I nodded. “Uh-huh. That, and a girl in the closet. Nice feature, I guess,” I quipped, “although if your tenants are in fact mostly women, as you’ve said, I would think someone of the male persuasion might be a better selling point.”
“A gi—” His brow rose and fell like the swell and ebb of the ocean, ending in a crescendo of aggravation that caused him to push past me, nearly knocking me off my feet again. Unlike the girl, the manager didn’t stop. He continued lumbering down the interior pass-through toward the parking lot. I heard his pounding feet stop a short distance away and could picture him searching to and fro.

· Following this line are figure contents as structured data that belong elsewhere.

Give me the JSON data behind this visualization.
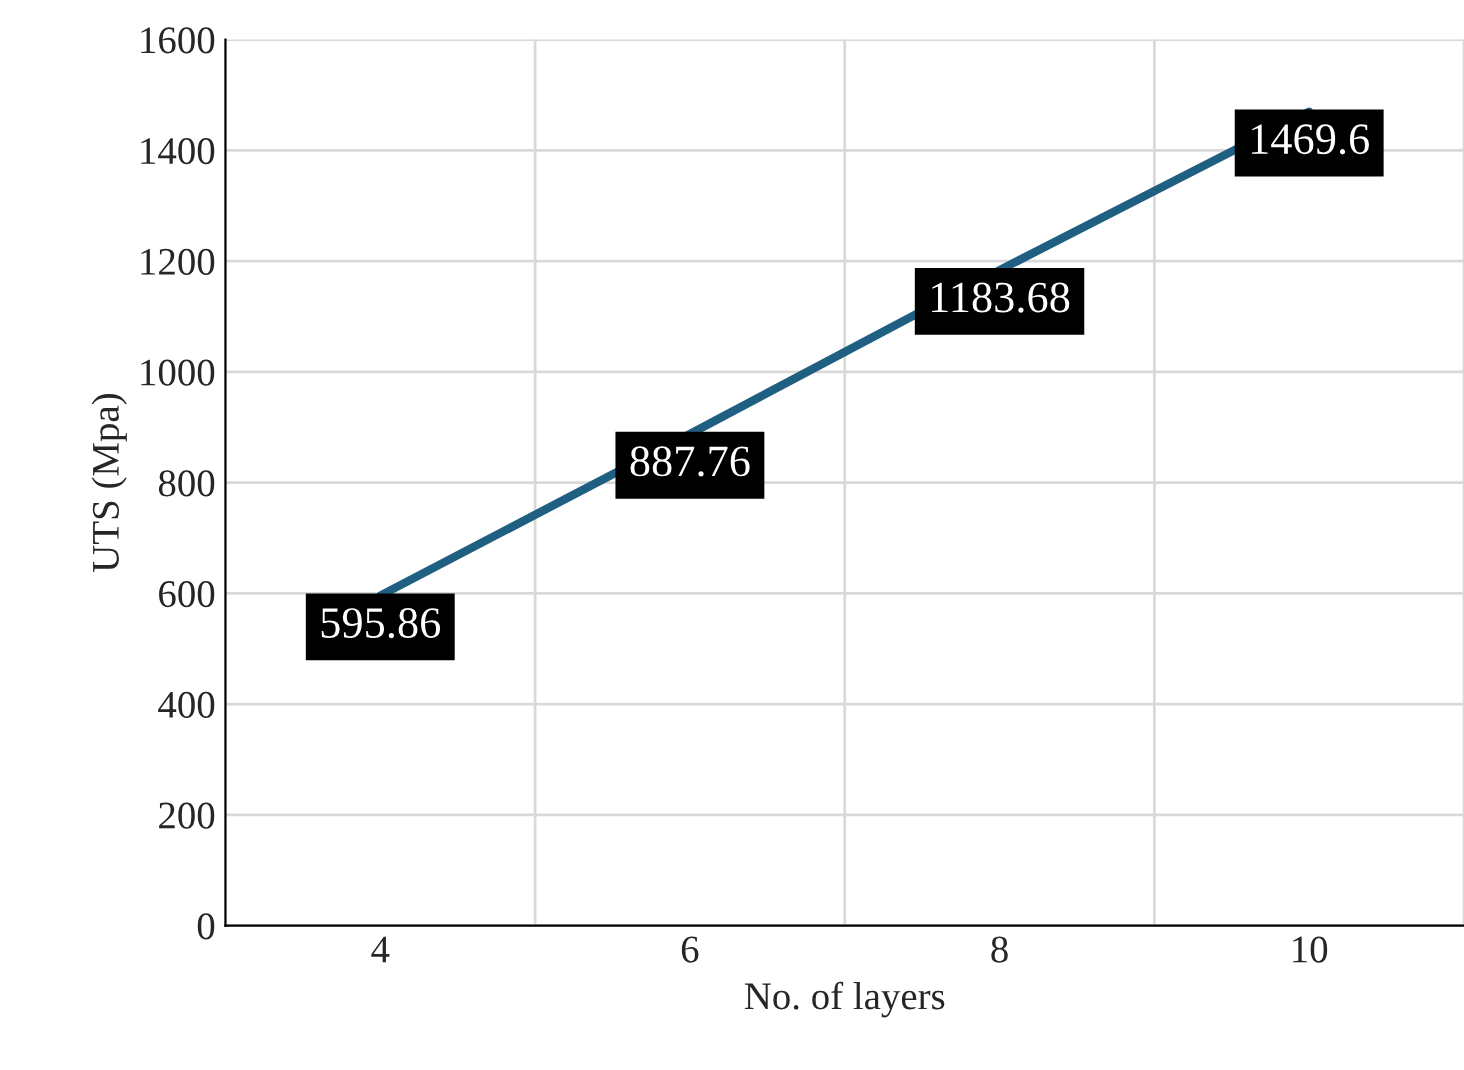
{
  "chart_data": {
    "type": "line",
    "xlabel": "No. of layers",
    "ylabel": "UTS (Mpa)",
    "categories": [
      "4",
      "6",
      "8",
      "10"
    ],
    "series": [
      {
        "color": "#1f5f82",
        "values": [
          595.86,
          887.76,
          1183.68,
          1469.6
        ]
      }
    ],
    "ylim": [
      0,
      1600
    ],
    "yticks": [
      0,
      200,
      400,
      600,
      800,
      1000,
      1200,
      1400,
      1600
    ],
    "grid": true,
    "data_labels": true,
    "line_style": "solid"
  }
}
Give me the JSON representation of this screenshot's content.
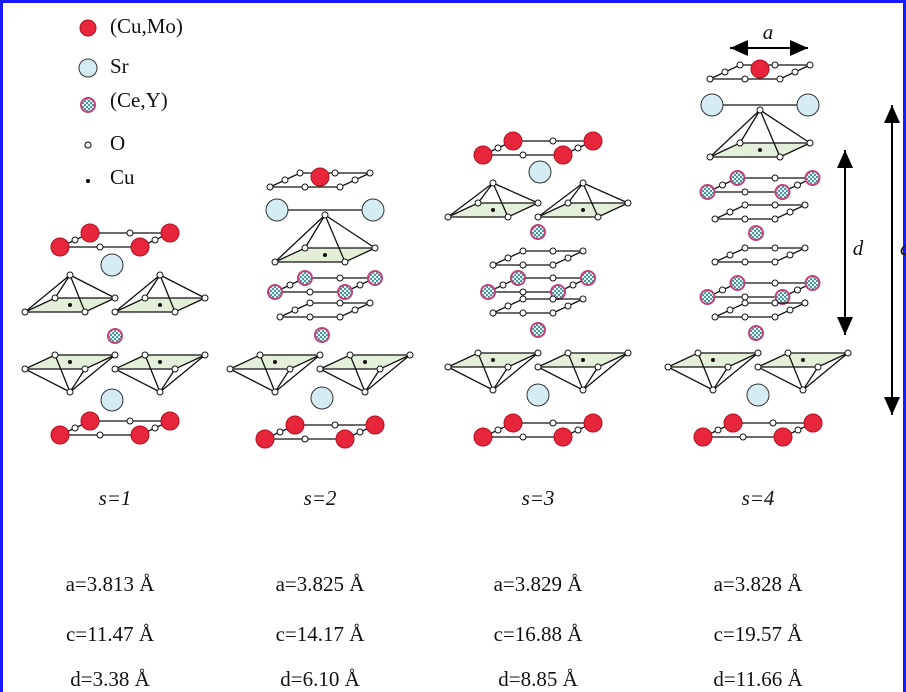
{
  "legend": [
    {
      "label": "(Cu,Mo)"
    },
    {
      "label": "Sr"
    },
    {
      "label": "(Ce,Y)"
    },
    {
      "label": "O"
    },
    {
      "label": "Cu"
    }
  ],
  "annotations": {
    "a": "a",
    "d": "d",
    "c": "c"
  },
  "columns": [
    {
      "label": "s=1",
      "a": "a=3.813 Å",
      "c": "c=11.47 Å",
      "d": "d=3.38 Å"
    },
    {
      "label": "s=2",
      "a": "a=3.825 Å",
      "c": "c=14.17 Å",
      "d": "d=6.10 Å"
    },
    {
      "label": "s=3",
      "a": "a=3.829 Å",
      "c": "c=16.88 Å",
      "d": "d=8.85 Å"
    },
    {
      "label": "s=4",
      "a": "a=3.828 Å",
      "c": "c=19.57 Å",
      "d": "d=11.66 Å"
    }
  ]
}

I straightened up again and got my crutches beneath me, moving out of the way of the door so I couldn’t possibly get trampled again. Locke was gone only a short time before he came tramping back through the door with his bearlike, side-to-side shuffling gait, his breath coming in uncomfortable puffs and a gleam of perspiration on his large forehead from his short-lived exertion. I had a fleeting sense of him kicking back in a dark apartment somewhere, playing online video games in loose-fitting athletic pants and a sloppy sweatshirt, and I wondered how close it came. This was not a man you’d find working out at the health center. Most definitely not some type of sports junkie. I didn’t even think he was a couch-bound quarterback.
He ran his hand back through his hair and let his breath come out at once.
“What was that all about?” I asked him.
Locke shook his head. “Teenage hijinks, I expect.”